Model Architecture
DALL-E is an extension of the game-changing GPT-3 model released by the OPENAI team in July 2020. The GPT-3 has a mind-boggling 175 billion number of parameters, and it has been trained on hundreds of billions of words.
From the preprint released by the team, we know that we have a simple decoder-only transformer that receives the text and image as a single stream of data at the backbone of this network. Since its discovery, transformers have been revolutionary in the field of Natural Language Processing.
However, training the network is a challenge in itself. The difficulty arises because, in an image, the transformer tends to focus on short-range dependencies between pixels rather than the low-lying structures. These low-lying structures give any image their perceptible form to a human eye.
To overcome this challenge, the researchers used a 2 phase training process that aims to maximize the evidence lower bound on the joint likelihood of the model’s distribution on images, captions, and the encoded tokens of the picture.
First training phase:
Researchers have trained a discrete variational auto-encoder responsible for generating the image tokens in the first training phase. Using each pixel of a 256*256 image is impractical because it increases the model’s size tremendously. Instead, an auto-encoder is used, which decomposes an image into a 32*32 grid. Each element of this grid can occupy 8192 values. This grid is then used as the image token data.
Second training phase:
This phase is where the huge 12 Billion parameter transformer model comes into play. The 32*32 = 1024 image tokens are concatenated with 256 text tokens. Here the image tokens are obtained by argmax sampling of the dvae encoder’s output logits. An autoregressive transformer is trained to model the joint distribution over the token data stream.
After the model is trained, it is used to generate images from captions. At a time, the model is asked to generate several images from a given caption. After gathering all these images, an additional CLIP model is used to collect the most realistic images from the newly generated batch of images for a particular caption.
Setup your own model
OpenAI has not yet open-sourced their code base for DALL-e because they are still testing the social implications of their new model. Some other people, however, have attempted to clone their work and have open-sourced the code. The cloned work achieves most of what OpenAI’s model has achieved however it does not produce as realistic results as the original DALL-E because of its sheer size.
You can find the open-source implementation of DALL-E here. In the following section, we will discuss the code of the DALL-E model and how the various important functions work. You can read more about the discrete VAE here.
DALL-E Model Code
The author of this work has implemented the DALL-E model in PyTorch. If you are not familiar with PyTorch, then you may check out its documentation.
- The Constructor (init function)
Like any other init function, the init function of DALL e class is responsible for the initialization and assignment of essential parameters of the model. Firstly, it checks whether the vae is an instance of the DiscreteVAE class type or not. Then it assigns embedding layers to the image and text tokens.

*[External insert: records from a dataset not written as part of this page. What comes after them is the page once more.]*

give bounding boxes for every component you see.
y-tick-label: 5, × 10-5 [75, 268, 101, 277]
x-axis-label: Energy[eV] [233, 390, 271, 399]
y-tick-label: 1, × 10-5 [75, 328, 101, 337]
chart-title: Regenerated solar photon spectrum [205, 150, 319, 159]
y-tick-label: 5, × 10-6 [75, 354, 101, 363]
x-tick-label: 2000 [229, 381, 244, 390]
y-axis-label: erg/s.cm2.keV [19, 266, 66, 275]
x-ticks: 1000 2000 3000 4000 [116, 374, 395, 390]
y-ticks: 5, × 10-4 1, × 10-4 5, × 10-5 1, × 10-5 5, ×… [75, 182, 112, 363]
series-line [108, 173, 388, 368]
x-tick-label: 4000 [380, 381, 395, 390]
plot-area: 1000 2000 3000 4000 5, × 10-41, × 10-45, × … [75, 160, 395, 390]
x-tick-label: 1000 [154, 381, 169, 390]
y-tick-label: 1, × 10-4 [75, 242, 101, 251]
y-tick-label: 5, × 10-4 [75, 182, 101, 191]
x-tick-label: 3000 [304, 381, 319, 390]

Secondly, it adds up the number of tokens from the image and text stream data. It initializes a Transformer object with total number of outputs as the total number of tokens in the combined sequence.
- Generating images
This member function is decorated with the decorator torch.no_grad() to disable the computation of gradients in this step. This is because, at the time of generating images, the model need not be updated. This function would be used at the time of testing and generation of images.
This function first slices the total text data up to the maximum possible length of sequence data which can be fed into the DALL-E model, which in this case equals to text_seq_len.
Next, it checks whether there is an image that we have fed into the model to be used as a baseline. In this blog, I showed you the results of a “teapot with a heart”. To generate this example, the researchers had fed into the model a black mug so that the model can have an idea of what the researchers are expecting. This img field is optional and can be used to generate more realistic images if needed.
If there is any such image, the dVAE is called and the image tokens are appended to the text tokens.
The final step in this process is feeding the token data into the forward pass of the DALL-E model which is done within a for loop in order to iterate over multiple captions. The image token data is then sliced from the model output and fed into the dVAE’s decoder. This decoder returns a decoded image from the given token data.
Optionally, CLIP is used to rank the images based on how realistic they are.
- Forward pass of the model
A forward pass of the DALL-E model requires text, image, mask, and return_loss as arguments. Note that only the text argument is a compulsory argument because, at the time of testing, we need not necessarily feed an image into the model.
If an image has been provided as an argument to the function, then we run our pretrained dVAE on it and generate the encoded token data from the image. The image token data is then concatenated with our text token data.
After we have our sequence of token data ready, we feed this into our simple transformer (the one that we initialized in the init function) object which models the data autoregressively.
Now, in case we are not training, we say return_loss is false. In that case, this function returns the logits that are output by the transformer. In the case of training, return_loss is true and this calculates the loss and returns the total loss for one forward pass.